ポトフの歴史
ポトフのポpotとは、壷とか鍋という意味です。
フfeuとは火。つまり火にかけた鍋というような意味です。
他にもポテpotéeやポタージュpotageが、potから派生した言葉です。お鍋を火にかけて、ことこと煮て作る料理を思い浮かべることができますね。
フランスの偉大なる家庭料理ポトフ。
8世紀にはすでに「viande au pot(鍋にかけた肉)」という料理があったそうです。
ところで、昔むかしフランスパリに、レストランができたのはフランス革命で宮廷を追われた料理人が、自分でレストランを開いたことに始まると言われています。
最初に「restaurantレストラン」という言葉を「料理を提供する場所」に使ったのはブーランジェで、1765年のこと。
そこでは「bouillon restaurant(元気を回復させるブイヨン)」という名前の料理を出していたそうです。restaurerは回復させる、修復するという意味の言葉から来ています。ポトフはまさしくそんなイメージにぴったりの料理です。
ポトフは伝統的フランス料理を代表する料理の一つ
「ポトフは伝統的フランス料理を代表する料理の一つである」
という表現に、びっくりしなくもない(もっと華やかで豪華な料理があるのに、と)のですが、歴史を知ると納得です。
通常ポトフは牛肉で煮込みますが、豚肉、仔牛、鴨や鶏などいろいろな種類のお肉で作ることができます。
お肉もブイヨンも野菜もすべてが一気に煮上がる便利な料理ではあるのですが、じつはすべてをほんとにおいしい状態に煮上げるのは、そんなに易しくはありません。
(フランスでも、おいしく作るために、料理人も料理上手も喧々諤々うんちくを傾ける料理だと言われます)
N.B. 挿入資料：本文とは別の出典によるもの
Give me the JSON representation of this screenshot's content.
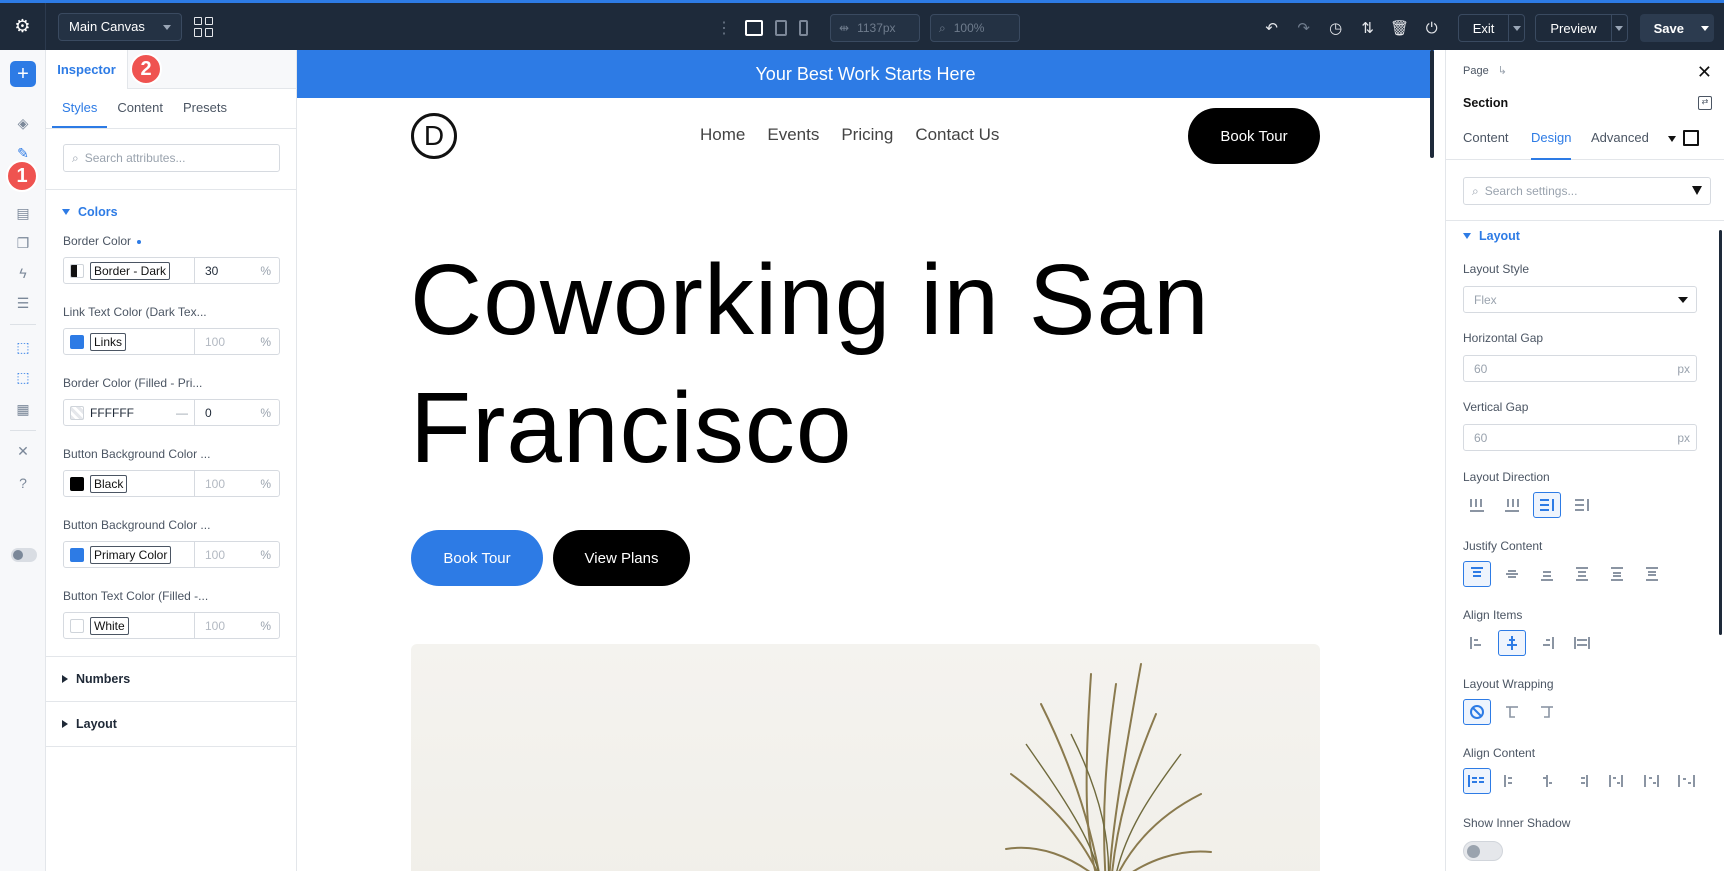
{
  "topbar": {
    "canvas_select": "Main Canvas",
    "width_value": "1137px",
    "zoom_value": "100%",
    "exit_label": "Exit",
    "preview_label": "Preview",
    "save_label": "Save"
  },
  "badges": {
    "one": "1",
    "two": "2"
  },
  "inspector": {
    "tab_label": "Inspector",
    "subtabs": [
      "Styles",
      "Content",
      "Presets"
    ],
    "search_placeholder": "Search attributes...",
    "colors_group": "Colors",
    "attributes": [
      {
        "label": "Border Color",
        "value": "Border - Dark",
        "opacity": "30",
        "unit": "%",
        "swatch": "#444444"
      },
      {
        "label": "Link Text Color (Dark Tex...",
        "value": "Links",
        "opacity": "100",
        "unit": "%",
        "swatch": "#2d7be5"
      },
      {
        "label": "Border Color (Filled - Pri...",
        "value": "FFFFFF",
        "opacity": "0",
        "unit": "%",
        "swatch": "#ffffff"
      },
      {
        "label": "Button Background Color ...",
        "value": "Black",
        "opacity": "100",
        "unit": "%",
        "swatch": "#000000"
      },
      {
        "label": "Button Background Color ...",
        "value": "Primary Color",
        "opacity": "100",
        "unit": "%",
        "swatch": "#2d7be5"
      },
      {
        "label": "Button Text Color (Filled -...",
        "value": "White",
        "opacity": "100",
        "unit": "%",
        "swatch": "#ffffff"
      }
    ],
    "numbers_group": "Numbers",
    "layout_group": "Layout"
  },
  "canvas": {
    "banner": "Your Best Work Starts Here",
    "logo_letter": "D",
    "menu": [
      "Home",
      "Events",
      "Pricing",
      "Contact Us"
    ],
    "nav_button": "Book Tour",
    "hero_line1": "Coworking in San",
    "hero_line2": "Francisco",
    "cta_primary": "Book Tour",
    "cta_secondary": "View Plans"
  },
  "right_panel": {
    "breadcrumb": "Page",
    "section_title": "Section",
    "tabs": [
      "Content",
      "Design",
      "Advanced"
    ],
    "search_placeholder": "Search settings...",
    "layout_group": "Layout",
    "layout_style_label": "Layout Style",
    "layout_style_value": "Flex",
    "horizontal_gap_label": "Horizontal Gap",
    "horizontal_gap_value": "60",
    "vertical_gap_label": "Vertical Gap",
    "vertical_gap_value": "60",
    "gap_unit": "px",
    "layout_direction_label": "Layout Direction",
    "justify_content_label": "Justify Content",
    "align_items_label": "Align Items",
    "layout_wrapping_label": "Layout Wrapping",
    "align_content_label": "Align Content",
    "inner_shadow_label": "Show Inner Shadow"
  },
  "colors": {
    "accent": "#2d7be5",
    "topbar": "#1e2a3a",
    "badge": "#ef5350"
  }
}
下手くそに作ると、お肉は味が抜けてスカスカ、野菜はぐずぐす、ブイヨンは薄くて寝ぼけ味・・・ということになりかねません。
こだわって考えるなら肉、野菜、水の比率だけでなく、
・いつ塩を入れるのか、
・水の量と質(硬水を使うほうがクリアにあがります)、
・湯を沸かしてから肉を入れるのか(湯からのほうがクリアな味に)水からか、
などなど。でもそんなに小難しく考えなくてもそれなりにおいしくできあがってしまうのもまた煮込みのいいところです。
おいしいポトフにするためには?
おいしいポトフにするために、私がやっているのは
- 水の半量くらいを硬水(エヴィアンとかヴィッテル)に。
*クリアな味に煮るため - 肉を投入するのはお湯になってから
*上と同じ理由 - 塩を投入するのは、途中から
*肉の旨味がブイヨンに流れすぎないよう。でも適度にブイヨンもおいしくなるよう。 - 水の量は適当にやらずに、初めから決めている。
多すぎる水は、うすら寝ぼけた肉と野菜とブイヨンのもと!
煮込む肉によっても違うので、最終的にお肉と同じ重さのブイヨンになるように設定。
日本では難しいのですが、フランスのポトフにはよく骨髄l’os a moelleが入っています。
髄のところにお塩を振り、とろんとした部分をすくって食べます。
この骨髄、凄く好きかと言われるとなんとも・・ですが、このおかげでブイヨンに丸みがでて、ぐんとおいしくなるのです。機会があったらぜひお試しください。
ちなみにお肉をコトコト長い時間煮て作るのがポトフですが、フォワ・グラのポトフもあります。
他のものだけ煮込んでおいて、フォワ・グラはさっと火を通せば、OK! とろんとおいしくなるし、髄の替わりにブイヨンの味を高めてくれるのです。
最近は定義は定義として、時代による新しい解釈、あるいは料理人の新しい自由な解釈で、古くて新しい料理に変化したものもたくさんあるのです。